Now we do the same for blue:

sudo ip link add veth-b type veth peer name veth-b-br
sudo ip link set veth-b netns blue
sudo ip link set veth-b-br master br-study
sudo ip link set veth-b-br up
sudo ip netns exec blue ip addr add 10.0.0.2/24 dev veth-b
sudo ip netns exec blue ip link set veth-b up
sudo ip netns exec blue ip link set lo up

We can now test the network:

sudo ip netns exec red ping -c 3 10.0.0.2

Accessing the Internet

The namespaces cannot reach networks outside their own subnet yet. They only know about the directly connected network (10.0.0.0/24) and have no default route for everything else; we can see that with:

sudo ip netns exec blue ip route
# 10.0.0.0/24 dev veth-b proto kernel scope link src 10.0.0.2

The default route for the machine is:

ip route show default
# default via 192.168.1.1 dev enp0s25 proto dhcp src <your-ip> metric 100

Configure the bridge IP (10.0.0.254) as the default gateway for both namespaces:

sudo ip netns exec blue ip route add default via 10.0.0.254
sudo ip netns exec red ip route add default via 10.0.0.254

Allow packet forwarding in the Linux kernel by setting the corresponding parameter to true (i.e. Linux can act as a router):

sudo sysctl -w net.ipv4.ip_forward=1

Define iptables rules to accept forward requests (input and output) for br-study:

sudo iptables -A FORWARD -i br-study -j ACCEPT
sudo iptables -A FORWARD -o br-study -j ACCEPT

Then a rule that defines the NAT and Masquerade:

sudo iptables -t nat -A POSTROUTING -s 10.0.0.0/24 -o enp0s25 -j MASQUERADE

Here

  • -t nat: type NAT
  • -A POSTROUTING: Apply the rule after the kernel has decided where the packet will leave the host.
  • -s 10.0.0.0/24: Source is network identifier with mask

And now the namespaces/containers can reach the internet.

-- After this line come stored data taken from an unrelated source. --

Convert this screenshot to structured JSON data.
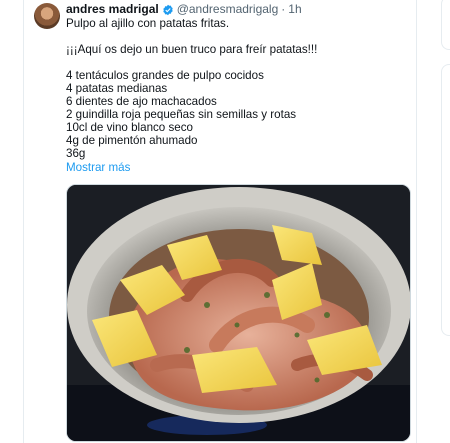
{
  "tweet": {
    "author_name": "andres madrigal",
    "handle": "@andresmadrigalg",
    "separator": "·",
    "time": "1h",
    "lines": [
      "Pulpo al ajillo con patatas fritas.",
      "",
      "¡¡¡Aquí os dejo un buen truco para freír patatas!!!",
      "",
      "4 tentáculos grandes de pulpo cocidos",
      "4 patatas medianas",
      "6 dientes de ajo machacados",
      "2 guindilla roja pequeñas sin semillas y rotas",
      "10cl de vino blanco seco",
      "4g de pimentón ahumado",
      "36g"
    ],
    "show_more": "Mostrar más"
  },
  "colors": {
    "text": "#0f1419",
    "secondary": "#536471",
    "link": "#1d9bf0",
    "verified": "#1d9bf0",
    "border": "#e6ecf0"
  },
  "icons": {
    "verified": "verified-badge-icon"
  }
}
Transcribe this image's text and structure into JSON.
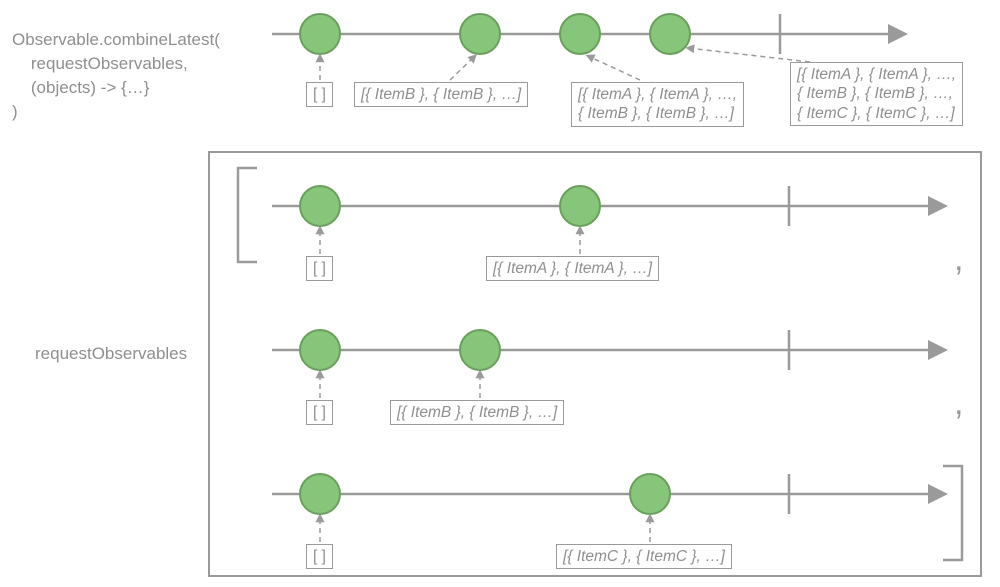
{
  "chart_data": {
    "type": "marble-diagram",
    "operator": "Observable.combineLatest",
    "result_timeline": {
      "events": [
        {
          "t": 320,
          "label": "[ ]"
        },
        {
          "t": 480,
          "label": "[{ ItemB }, { ItemB }, …]"
        },
        {
          "t": 580,
          "label": "[{ ItemA }, { ItemA }, …, { ItemB }, { ItemB }, …]"
        },
        {
          "t": 670,
          "label": "[{ ItemA }, { ItemA }, …, { ItemB }, { ItemB }, …, { ItemC }, { ItemC }, …]"
        }
      ],
      "complete_at": 780
    },
    "source_timelines": [
      {
        "events": [
          {
            "t": 320,
            "label": "[ ]"
          },
          {
            "t": 580,
            "label": "[{ ItemA }, { ItemA }, …]"
          }
        ],
        "complete_at": 780
      },
      {
        "events": [
          {
            "t": 320,
            "label": "[ ]"
          },
          {
            "t": 480,
            "label": "[{ ItemB }, { ItemB }, …]"
          }
        ],
        "complete_at": 780
      },
      {
        "events": [
          {
            "t": 320,
            "label": "[ ]"
          },
          {
            "t": 650,
            "label": "[{ ItemC }, { ItemC }, …]"
          }
        ],
        "complete_at": 780
      }
    ]
  },
  "labels": {
    "operator_line1": "Observable.combineLatest(",
    "operator_line2": "    requestObservables,",
    "operator_line3": "    (objects) -> {…}",
    "operator_line4": ")",
    "sources_label": "requestObservables"
  },
  "boxes": {
    "empty": "[ ]",
    "itemA": "[{ ItemA }, { ItemA }, …]",
    "itemB": "[{ ItemB }, { ItemB }, …]",
    "itemC": "[{ ItemC }, { ItemC }, …]",
    "resultAB_l1": "[{ ItemA }, { ItemA }, …,",
    "resultAB_l2": " { ItemB }, { ItemB }, …]",
    "resultABC_l1": "[{ ItemA }, { ItemA }, …,",
    "resultABC_l2": " { ItemB }, { ItemB }, …,",
    "resultABC_l3": " { ItemC }, { ItemC }, …]"
  }
}
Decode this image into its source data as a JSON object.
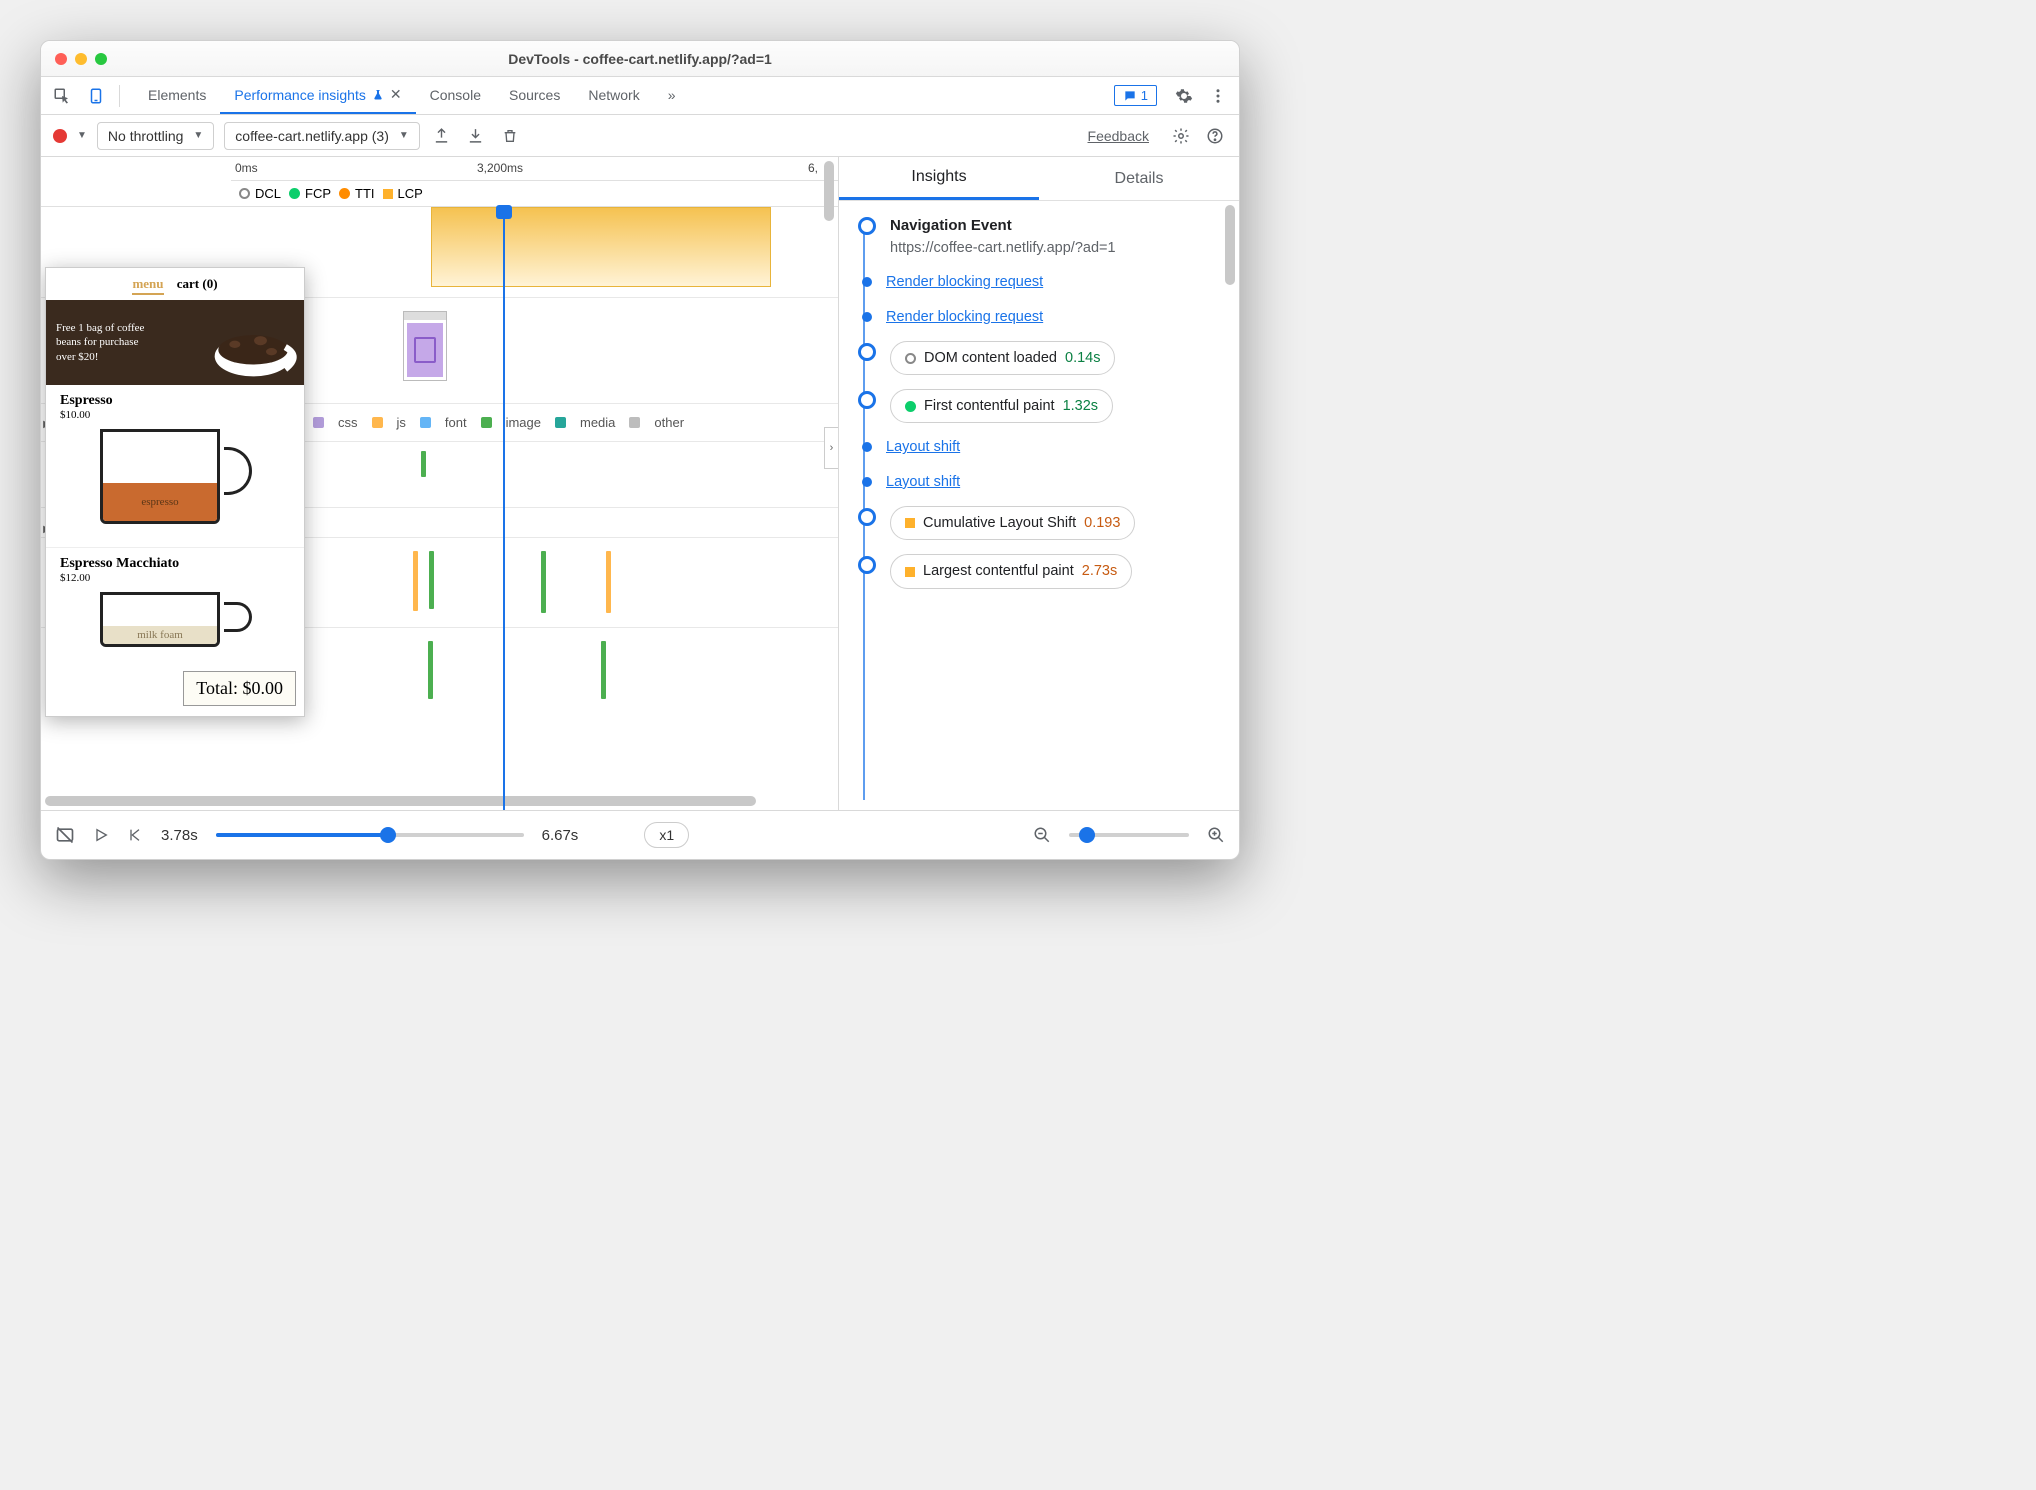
{
  "window": {
    "title": "DevTools - coffee-cart.netlify.app/?ad=1"
  },
  "tabs": {
    "elements": "Elements",
    "perf": "Performance insights",
    "console": "Console",
    "sources": "Sources",
    "network": "Network",
    "overflow": "»",
    "issues_count": "1"
  },
  "toolbar": {
    "throttle": "No throttling",
    "recording_select": "coffee-cart.netlify.app (3)",
    "feedback": "Feedback"
  },
  "ruler": {
    "t0": "0ms",
    "t1": "3,200ms",
    "t2": "6,"
  },
  "markers": {
    "dcl": "DCL",
    "fcp": "FCP",
    "tti": "TTI",
    "lcp": "LCP"
  },
  "legend": {
    "css": "css",
    "js": "js",
    "font": "font",
    "image": "image",
    "media": "media",
    "other": "other"
  },
  "preview": {
    "menu": "menu",
    "cart": "cart (0)",
    "banner": "Free 1 bag of coffee beans for purchase over $20!",
    "item1": "Espresso",
    "price1": "$10.00",
    "fill1": "espresso",
    "item2": "Espresso Macchiato",
    "price2": "$12.00",
    "foam": "milk foam",
    "total": "Total: $0.00"
  },
  "insights": {
    "tab_insights": "Insights",
    "tab_details": "Details",
    "nav_title": "Navigation Event",
    "nav_url": "https://coffee-cart.netlify.app/?ad=1",
    "render_block": "Render blocking request",
    "dcl_label": "DOM content loaded",
    "dcl_val": "0.14s",
    "fcp_label": "First contentful paint",
    "fcp_val": "1.32s",
    "layout_shift": "Layout shift",
    "cls_label": "Cumulative Layout Shift",
    "cls_val": "0.193",
    "lcp_label": "Largest contentful paint",
    "lcp_val": "2.73s"
  },
  "bottom": {
    "time": "3.78s",
    "end": "6.67s",
    "rate": "x1"
  }
}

sudo ip netns exec red ping -c 3 8.8.8.8

Once you take a detailed look at it, you realize that Docker combines and automates a bunch of Linux networking features that we often take for granted. That’s why I believe this kind of exercise should be done at least once. The more time we invest in them, the better our mental models become of the foundations behind the tools we use every day as IT engineers. In my opinion, there’s a significant difference between repeating “containers are just Linux” and actually getting your hands dirty with namespaces, system resources, routing, and so on. The latter gives you a problem-solving advantage that the former never will.